ROLLS-ROYCE, GELİŞMİŞ HAVA HAREKETLİLİĞİNE ÖNCÜLÜK ETMEK ÜZERE GELİŞTİRDİĞİ HİBRİT-ELEKTRİKLİ UÇUŞ TEKNOLOJİSİNİ DUYURDU
Rolls-Royce, hibrit-elektrikli uygulamalar için tasarlanmış yeni bir turbo jeneratör teknolojisi geliştirdiğini duyurdu. Küçük bir motoru içerisinde barındıran bu sistem, ölçeklenebilir bir güç kaynağına da sahip olacak. Sürdürülebilir havacılık yakıtlarından (SAF) elde edilecek hidrojen yanması sonucunda daha uzun menzile imkan tanıyacak olan bu yeni sistem, Rolls-Royce Electrical’in tahrik portföyünde yer alacak.

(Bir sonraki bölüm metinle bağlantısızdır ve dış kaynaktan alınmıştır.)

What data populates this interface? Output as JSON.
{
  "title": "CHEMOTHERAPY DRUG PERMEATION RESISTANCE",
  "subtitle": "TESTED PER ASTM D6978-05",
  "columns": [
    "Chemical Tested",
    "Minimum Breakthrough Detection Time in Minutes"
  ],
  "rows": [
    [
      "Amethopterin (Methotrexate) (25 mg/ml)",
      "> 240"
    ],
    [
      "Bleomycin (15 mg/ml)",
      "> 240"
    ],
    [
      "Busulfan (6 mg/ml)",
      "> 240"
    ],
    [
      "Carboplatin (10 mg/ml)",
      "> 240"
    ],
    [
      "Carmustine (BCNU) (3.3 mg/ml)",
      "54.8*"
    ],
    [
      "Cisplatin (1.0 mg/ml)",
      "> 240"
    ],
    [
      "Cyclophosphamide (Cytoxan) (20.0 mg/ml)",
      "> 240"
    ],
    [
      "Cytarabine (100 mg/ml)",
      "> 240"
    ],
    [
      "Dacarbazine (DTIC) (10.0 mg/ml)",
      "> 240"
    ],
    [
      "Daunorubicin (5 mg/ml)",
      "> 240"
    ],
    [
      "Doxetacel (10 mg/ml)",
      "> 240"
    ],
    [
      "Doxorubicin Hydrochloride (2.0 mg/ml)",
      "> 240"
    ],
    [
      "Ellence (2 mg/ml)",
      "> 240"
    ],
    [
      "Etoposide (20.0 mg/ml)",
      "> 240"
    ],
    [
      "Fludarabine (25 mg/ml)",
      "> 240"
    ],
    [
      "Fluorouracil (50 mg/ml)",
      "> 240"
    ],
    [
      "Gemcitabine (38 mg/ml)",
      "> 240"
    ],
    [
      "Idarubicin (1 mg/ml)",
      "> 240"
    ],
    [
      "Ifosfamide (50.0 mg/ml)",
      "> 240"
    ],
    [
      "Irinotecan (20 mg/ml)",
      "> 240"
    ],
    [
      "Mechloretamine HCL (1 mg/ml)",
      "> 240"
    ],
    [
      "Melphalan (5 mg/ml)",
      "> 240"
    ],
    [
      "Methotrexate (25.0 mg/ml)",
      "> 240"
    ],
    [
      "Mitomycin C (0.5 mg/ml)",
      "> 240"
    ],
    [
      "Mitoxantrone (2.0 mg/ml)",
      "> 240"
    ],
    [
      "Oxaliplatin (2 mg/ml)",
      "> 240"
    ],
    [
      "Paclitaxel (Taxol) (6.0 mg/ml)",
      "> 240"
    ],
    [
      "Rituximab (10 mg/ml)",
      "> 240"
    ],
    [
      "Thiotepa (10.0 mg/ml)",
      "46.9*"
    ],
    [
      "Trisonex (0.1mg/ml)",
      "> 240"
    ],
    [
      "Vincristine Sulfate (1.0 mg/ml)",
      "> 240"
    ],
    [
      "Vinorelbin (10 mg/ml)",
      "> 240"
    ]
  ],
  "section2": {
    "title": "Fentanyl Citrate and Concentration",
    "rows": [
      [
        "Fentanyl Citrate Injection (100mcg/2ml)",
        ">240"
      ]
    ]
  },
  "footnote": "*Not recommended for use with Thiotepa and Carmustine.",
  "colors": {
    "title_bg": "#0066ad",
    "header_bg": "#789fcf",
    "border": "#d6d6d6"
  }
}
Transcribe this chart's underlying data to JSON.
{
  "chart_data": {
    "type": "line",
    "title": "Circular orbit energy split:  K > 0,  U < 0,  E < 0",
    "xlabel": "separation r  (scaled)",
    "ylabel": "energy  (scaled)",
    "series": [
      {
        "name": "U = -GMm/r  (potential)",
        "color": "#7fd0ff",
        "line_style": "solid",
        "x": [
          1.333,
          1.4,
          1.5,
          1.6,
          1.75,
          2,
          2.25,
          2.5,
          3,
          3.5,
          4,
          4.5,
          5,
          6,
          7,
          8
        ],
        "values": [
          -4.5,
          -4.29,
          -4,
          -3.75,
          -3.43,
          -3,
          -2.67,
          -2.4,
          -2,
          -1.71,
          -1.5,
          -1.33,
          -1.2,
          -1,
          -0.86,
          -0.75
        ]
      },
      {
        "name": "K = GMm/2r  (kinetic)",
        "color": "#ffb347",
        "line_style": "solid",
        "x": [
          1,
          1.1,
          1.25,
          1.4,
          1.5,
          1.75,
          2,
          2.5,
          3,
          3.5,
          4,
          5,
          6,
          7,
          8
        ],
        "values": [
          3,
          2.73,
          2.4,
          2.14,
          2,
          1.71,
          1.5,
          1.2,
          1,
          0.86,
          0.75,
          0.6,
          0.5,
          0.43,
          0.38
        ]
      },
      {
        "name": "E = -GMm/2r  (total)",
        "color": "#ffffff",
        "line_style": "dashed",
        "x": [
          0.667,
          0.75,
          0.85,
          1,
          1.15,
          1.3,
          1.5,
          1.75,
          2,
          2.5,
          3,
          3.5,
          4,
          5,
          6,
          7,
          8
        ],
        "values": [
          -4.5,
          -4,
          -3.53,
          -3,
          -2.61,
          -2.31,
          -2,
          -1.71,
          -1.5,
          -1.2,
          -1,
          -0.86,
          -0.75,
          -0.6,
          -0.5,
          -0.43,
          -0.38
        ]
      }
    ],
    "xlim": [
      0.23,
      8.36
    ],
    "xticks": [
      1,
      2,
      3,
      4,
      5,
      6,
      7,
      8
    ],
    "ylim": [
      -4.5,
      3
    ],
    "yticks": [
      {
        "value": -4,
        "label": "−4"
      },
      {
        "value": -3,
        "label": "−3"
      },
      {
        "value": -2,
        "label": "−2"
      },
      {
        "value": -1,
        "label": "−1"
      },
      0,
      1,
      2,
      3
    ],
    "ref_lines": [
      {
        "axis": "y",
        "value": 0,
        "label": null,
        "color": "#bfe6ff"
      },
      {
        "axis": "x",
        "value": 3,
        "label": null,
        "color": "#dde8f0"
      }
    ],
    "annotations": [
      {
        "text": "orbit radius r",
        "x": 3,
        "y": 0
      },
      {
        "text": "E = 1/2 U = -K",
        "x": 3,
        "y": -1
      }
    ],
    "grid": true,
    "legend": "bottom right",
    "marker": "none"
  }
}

Mevcut batarya teknolojisi ve büsbütün elektrikli tahrik sistemi, eVTOL ve sabit kanatlı kısa ara uçakların da yardımıyla kent içi, kentler ortası ve adalar ortası kısa uçuşlara imkan sağlayacak. Rolls-Royce tarafından geliştirilen ve 500 kW ile 1200 kW ortasında bir güç aralığına sahip olan turbo jeneratör teknolojisiyle, elektrikli bataryayla çalışan uçaklarla daha uzun rotalar oluşturulabilecek.
Almanya, Norveç ve Macaristan’da bulunan Rolls-Royce mühendisleri, turbo jeneratörün tasarımı ile sistem entegrasyonu için çalışmalar yürütüyor ve uçuş sırasında akıllı bir güç dağıtımı elde etme konusuna ağırlaşıyor. Turbo jeneratör, kalkıştan sonra bataryaları şarj ederek yahut pervanelere direkt güç vererek, uçağın uçuş sırasında güç kaynakları ortasında geçiş yapmasını sağlıyor. Bu teknolojinin araştırma ve geliştirme çalışmalarının bir kısmı ise Almanya Ekonomik Bağlantılar ve İklim Hareket Bakanlığı tarafından finanse ediliyor.
Konuyla ilgili olarak açıklamalarda bulunan Rolls-Royce Electrical Lideri Rob Watson şunları söyledi: “Rolls-Royce, Gelişmiş Hava Hareketliliğine yönelik büsbütün elektrikli ve hibrit-elektrikli güç ve tahrik sistemlerinin başkan sağlayıcısı olacak ve bu teknolojiyi vakit içinde daha büyük platformlara yanlışsız genişletecek. Alman hükûmetine bu husustaki takviyelerinden ötürü teşekkür etmek istiyorum. Stratejimiz kapsamında müşterilerimize, büsbütün sürdürülebilir bir tahlil sunmayı hedefliyoruz. Bu da turbo jeneratör teknolojimizle daha uzun periyodik elektrikli uçuşlar yapılabileceği manasına geliyor. Böylelikle hibrit-elektrikli uçuşlar geliştirilirken, düşük yolcu kapasiteli yahut net sıfır karbon emisyonlu uçaklarda daha fazla seyahat imkânı olacak. Rolls-Royce olarak ayrıyeten elektrikli sistemlere yönelik bakım hizmetleri sunmak üzere mevcut ağımızı da geliştiriyoruz. Buna ilaveten Rolls-Royce Power Systems, elektrikli uçakların süratli şarj edilmesini desteklemek ve vertiportlara emniyetli, uygun maliyetli, iklim dostu ve sürdürülebilir güç sağlamak için mtu mikro şebeke tahlilleri sunmaya devam ediyor.”
Rolls-Royce geçen yıl, net sıfır karbon emisyonu için yol haritasını belirledi ve geliştirdiği elektrikli teknolojilerin, global iktisadın kritik alanlarını karbondan arındırmaya yardımcı olacağını açıkladı. Rolls-Royce; yeni eserlerini 2030 yılına kadar, hizmette olan tüm eserlerini ise 2050 yılına kadar net sıfır karbonla uyumlu hâle getireceği taahhüdünde de bulunmuştu.